There was, of course, disagreement over what a true “edge testbed” would look like: some, Keahey explained, thought it should look a lot like a cloud system separated via containers; others thought it should look nothing like a cloud system at all, and that location and the ensuing limitations of location (such as access, networking and power management) were paramount to a genuine edge testbed experience.
In the end, the Chameleon team developed CHI@Edge (with “CHI” ostensibly standing in for “Chameleon infrastructure,” rather than Chicago), aiming to incorporate the best of both worlds. CHI@Edge applies a mixed-ownership model, wherein the Chameleon infrastructure loops in a variety of in-house edge devices, but users are also able to add their own edge devices to the testbed via an SDK and access those devices via a virtual site. Those devices can even be shared (though privacy is the default). Other than that, the end result – for now – has much in common with Chameleon’s prior offerings: both have advanced reservations; both have single-tenant isolation; both have isolated networking and public IP capabilities.
“We’re going from running in a datacenter, where everything is secured, to running in a wide area – to running on devices that people have constructed on their kitchen tables and that are also connected to various IoT devices,” Keahey said. This, she explained, brought with it familiar challenges: access, security, resource management and, in general, the attending complications of any shared computational resource. But there were also unfamiliar challenges, such as incorporating remote locations beyond Chameleon’s two major sites, coping with power and networking constraints and meaningfully integrating peripheral devices. The researchers adapted OpenStack, which already supported containerization, to meet these challenges.
Pressing “replay” on experiments
As Chameleon moves into the future – and as both cloud computing and heterogeneity become status quo for HPC – Keahey is also looking at exploiting Chameleon’s advantages to offer services out of reach of most on-premises computing research.
“Can we make the digital representation of user experiments shareable?” Keahey asked. “And can we make them as shareable as papers are today?” She explained that she was able to read papers describing experiments, but that rerunning the experiments themselves was out of reach. This, she said, limited researchers’ ability not only to reproduce those experiments, but also to tinker with important hardware and software variables that might affect the outcomes.

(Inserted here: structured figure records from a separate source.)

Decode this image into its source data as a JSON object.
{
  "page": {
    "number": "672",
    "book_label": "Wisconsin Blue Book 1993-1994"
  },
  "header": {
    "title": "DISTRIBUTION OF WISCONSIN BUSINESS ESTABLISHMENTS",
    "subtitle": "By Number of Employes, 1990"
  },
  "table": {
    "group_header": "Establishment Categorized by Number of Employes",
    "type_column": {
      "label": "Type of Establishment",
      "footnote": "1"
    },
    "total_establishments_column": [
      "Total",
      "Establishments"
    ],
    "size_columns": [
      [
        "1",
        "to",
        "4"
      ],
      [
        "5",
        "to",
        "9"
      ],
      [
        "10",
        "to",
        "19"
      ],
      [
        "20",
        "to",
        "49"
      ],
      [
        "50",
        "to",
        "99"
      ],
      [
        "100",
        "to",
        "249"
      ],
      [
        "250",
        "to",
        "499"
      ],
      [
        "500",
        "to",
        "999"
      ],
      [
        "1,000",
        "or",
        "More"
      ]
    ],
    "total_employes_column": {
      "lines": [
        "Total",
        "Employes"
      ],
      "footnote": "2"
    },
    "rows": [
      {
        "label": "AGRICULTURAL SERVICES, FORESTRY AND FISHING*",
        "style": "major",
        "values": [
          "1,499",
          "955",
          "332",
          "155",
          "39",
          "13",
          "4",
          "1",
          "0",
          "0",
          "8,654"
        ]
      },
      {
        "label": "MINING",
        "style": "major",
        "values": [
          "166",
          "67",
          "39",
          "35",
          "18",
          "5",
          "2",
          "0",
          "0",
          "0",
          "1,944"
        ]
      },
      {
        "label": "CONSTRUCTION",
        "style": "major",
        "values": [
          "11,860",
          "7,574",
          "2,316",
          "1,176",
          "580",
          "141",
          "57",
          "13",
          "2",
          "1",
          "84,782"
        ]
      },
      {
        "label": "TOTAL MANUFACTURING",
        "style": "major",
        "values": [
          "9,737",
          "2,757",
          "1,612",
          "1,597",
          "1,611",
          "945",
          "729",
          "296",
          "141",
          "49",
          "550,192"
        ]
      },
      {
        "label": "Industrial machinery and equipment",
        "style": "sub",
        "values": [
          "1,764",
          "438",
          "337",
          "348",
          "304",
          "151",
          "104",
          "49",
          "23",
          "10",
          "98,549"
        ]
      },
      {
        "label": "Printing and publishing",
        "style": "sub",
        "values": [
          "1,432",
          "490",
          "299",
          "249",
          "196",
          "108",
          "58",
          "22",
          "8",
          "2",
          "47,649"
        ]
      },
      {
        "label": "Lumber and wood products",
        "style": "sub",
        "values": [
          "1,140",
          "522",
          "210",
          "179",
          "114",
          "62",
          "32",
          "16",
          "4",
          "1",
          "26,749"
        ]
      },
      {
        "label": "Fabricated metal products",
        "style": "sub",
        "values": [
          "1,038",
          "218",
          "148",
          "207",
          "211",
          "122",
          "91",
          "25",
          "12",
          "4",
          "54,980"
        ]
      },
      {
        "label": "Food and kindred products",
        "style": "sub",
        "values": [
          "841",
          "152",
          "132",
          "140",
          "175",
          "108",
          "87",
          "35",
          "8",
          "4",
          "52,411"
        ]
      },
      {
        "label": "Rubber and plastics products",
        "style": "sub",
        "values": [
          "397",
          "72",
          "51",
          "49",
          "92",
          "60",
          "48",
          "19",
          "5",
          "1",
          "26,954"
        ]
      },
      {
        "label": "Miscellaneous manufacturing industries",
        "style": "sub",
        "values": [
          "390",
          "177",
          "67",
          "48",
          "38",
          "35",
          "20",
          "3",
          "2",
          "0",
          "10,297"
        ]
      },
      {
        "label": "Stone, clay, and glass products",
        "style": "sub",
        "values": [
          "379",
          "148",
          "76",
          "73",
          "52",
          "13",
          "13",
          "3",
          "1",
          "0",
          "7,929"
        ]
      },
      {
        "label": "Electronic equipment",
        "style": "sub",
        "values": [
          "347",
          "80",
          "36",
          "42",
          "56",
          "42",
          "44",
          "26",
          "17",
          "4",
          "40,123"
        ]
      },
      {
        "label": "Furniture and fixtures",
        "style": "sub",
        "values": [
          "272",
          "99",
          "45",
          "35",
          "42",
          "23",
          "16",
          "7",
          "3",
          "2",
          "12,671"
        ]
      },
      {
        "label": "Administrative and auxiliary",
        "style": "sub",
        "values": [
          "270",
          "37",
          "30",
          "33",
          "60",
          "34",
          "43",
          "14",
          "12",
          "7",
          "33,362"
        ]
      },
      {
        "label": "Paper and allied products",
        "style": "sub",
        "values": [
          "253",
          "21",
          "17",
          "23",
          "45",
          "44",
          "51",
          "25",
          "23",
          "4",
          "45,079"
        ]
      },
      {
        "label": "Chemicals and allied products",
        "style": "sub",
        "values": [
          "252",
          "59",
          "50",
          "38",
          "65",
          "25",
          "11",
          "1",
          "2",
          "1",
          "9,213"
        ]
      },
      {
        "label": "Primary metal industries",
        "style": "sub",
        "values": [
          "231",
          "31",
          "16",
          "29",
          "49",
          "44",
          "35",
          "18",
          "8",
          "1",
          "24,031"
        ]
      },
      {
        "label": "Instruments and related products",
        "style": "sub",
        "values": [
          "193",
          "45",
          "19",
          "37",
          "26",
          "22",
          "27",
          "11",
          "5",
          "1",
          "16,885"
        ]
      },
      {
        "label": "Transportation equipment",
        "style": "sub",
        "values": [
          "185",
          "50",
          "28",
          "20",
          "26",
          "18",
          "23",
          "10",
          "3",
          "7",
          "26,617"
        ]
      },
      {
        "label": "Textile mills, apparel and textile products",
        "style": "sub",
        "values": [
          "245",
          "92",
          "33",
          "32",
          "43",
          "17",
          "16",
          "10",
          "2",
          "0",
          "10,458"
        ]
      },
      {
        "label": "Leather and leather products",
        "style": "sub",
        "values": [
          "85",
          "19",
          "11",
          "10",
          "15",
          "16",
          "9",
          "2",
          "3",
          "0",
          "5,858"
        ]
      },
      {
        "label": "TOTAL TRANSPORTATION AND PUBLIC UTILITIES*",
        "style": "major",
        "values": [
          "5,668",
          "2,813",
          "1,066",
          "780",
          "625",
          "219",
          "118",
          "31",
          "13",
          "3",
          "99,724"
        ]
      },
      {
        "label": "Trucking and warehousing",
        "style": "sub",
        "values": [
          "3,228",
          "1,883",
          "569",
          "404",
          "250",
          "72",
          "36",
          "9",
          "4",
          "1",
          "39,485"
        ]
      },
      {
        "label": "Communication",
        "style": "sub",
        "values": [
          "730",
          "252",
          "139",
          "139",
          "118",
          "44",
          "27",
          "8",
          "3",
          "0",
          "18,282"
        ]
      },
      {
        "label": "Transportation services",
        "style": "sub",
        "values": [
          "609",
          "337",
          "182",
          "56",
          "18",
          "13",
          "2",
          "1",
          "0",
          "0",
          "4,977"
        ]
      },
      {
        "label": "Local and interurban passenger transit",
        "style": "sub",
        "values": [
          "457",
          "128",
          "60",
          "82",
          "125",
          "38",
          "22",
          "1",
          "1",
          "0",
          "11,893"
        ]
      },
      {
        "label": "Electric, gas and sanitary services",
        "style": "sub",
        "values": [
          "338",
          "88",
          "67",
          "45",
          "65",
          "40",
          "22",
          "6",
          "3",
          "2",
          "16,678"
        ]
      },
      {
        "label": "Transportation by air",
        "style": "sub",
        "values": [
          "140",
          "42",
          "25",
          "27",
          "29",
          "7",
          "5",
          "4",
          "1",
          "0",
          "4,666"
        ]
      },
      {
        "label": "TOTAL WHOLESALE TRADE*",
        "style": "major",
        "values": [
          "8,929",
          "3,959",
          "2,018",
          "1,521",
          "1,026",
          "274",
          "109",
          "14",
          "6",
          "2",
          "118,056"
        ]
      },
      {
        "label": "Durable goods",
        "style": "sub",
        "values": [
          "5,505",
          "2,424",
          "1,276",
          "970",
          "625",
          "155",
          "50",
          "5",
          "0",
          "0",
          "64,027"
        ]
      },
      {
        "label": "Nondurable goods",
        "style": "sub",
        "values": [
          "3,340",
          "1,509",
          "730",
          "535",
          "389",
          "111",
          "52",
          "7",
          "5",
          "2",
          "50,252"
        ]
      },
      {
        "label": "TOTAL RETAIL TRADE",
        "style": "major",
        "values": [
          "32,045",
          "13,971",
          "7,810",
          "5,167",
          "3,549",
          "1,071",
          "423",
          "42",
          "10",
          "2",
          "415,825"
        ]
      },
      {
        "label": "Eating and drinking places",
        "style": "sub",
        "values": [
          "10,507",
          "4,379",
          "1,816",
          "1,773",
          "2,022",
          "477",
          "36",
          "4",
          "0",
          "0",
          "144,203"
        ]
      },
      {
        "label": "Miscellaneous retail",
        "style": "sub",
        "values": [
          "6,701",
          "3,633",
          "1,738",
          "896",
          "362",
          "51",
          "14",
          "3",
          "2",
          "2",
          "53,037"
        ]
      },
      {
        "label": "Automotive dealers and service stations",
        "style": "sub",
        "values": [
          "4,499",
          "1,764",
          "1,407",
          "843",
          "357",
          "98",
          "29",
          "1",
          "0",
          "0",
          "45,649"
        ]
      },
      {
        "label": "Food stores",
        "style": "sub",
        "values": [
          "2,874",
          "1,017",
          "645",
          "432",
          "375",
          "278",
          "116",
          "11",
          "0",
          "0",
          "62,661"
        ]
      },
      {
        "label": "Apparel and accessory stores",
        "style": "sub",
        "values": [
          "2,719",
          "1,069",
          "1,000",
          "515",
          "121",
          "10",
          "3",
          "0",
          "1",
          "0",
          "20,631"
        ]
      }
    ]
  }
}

If you’re working in a lab with local systems, making experiments shareable is a tall order – but for a public testbed like Chameleon, Keahey noted, the barrier to entry was much lower: users seeking to reproduce an experiment could access the same hardware as the researcher – or even the same specific node – if the experiment was run on Chameleon. And Chameleon, she said, had access to fine-grained hardware version logs accompanied by hundreds of thousands of system images and tens of thousands of orchestration templates.
So the team made it happen, developing Trovi, an experiment portal for Chameleon that allows users to create a packaged experiment out of any directory of files on a Jupyter server. Trovi, which Keahey said “functions a little bit like a Google Drive for experiments,” supports sharing, and any user with a Chameleon allocation can effectively “replay” the packaged experiments. Keahey explained that the team was even working on ways to uniformly reference these experiment packages – which would allow users to embed links to experiments in their papers – and that some of this functionality was in the works for SC21 in a few months.
By the end, Keahey had painted a picture of Chameleon as a tool living up to its name by adapting to a rapidly shifting scientific HPC landscape. “Building scientific instruments is difficult because they have to change with the science itself, right?” she said.
As if in response, the slide showed Chameleon’s motto: “We’re here to change. Come and change with us!”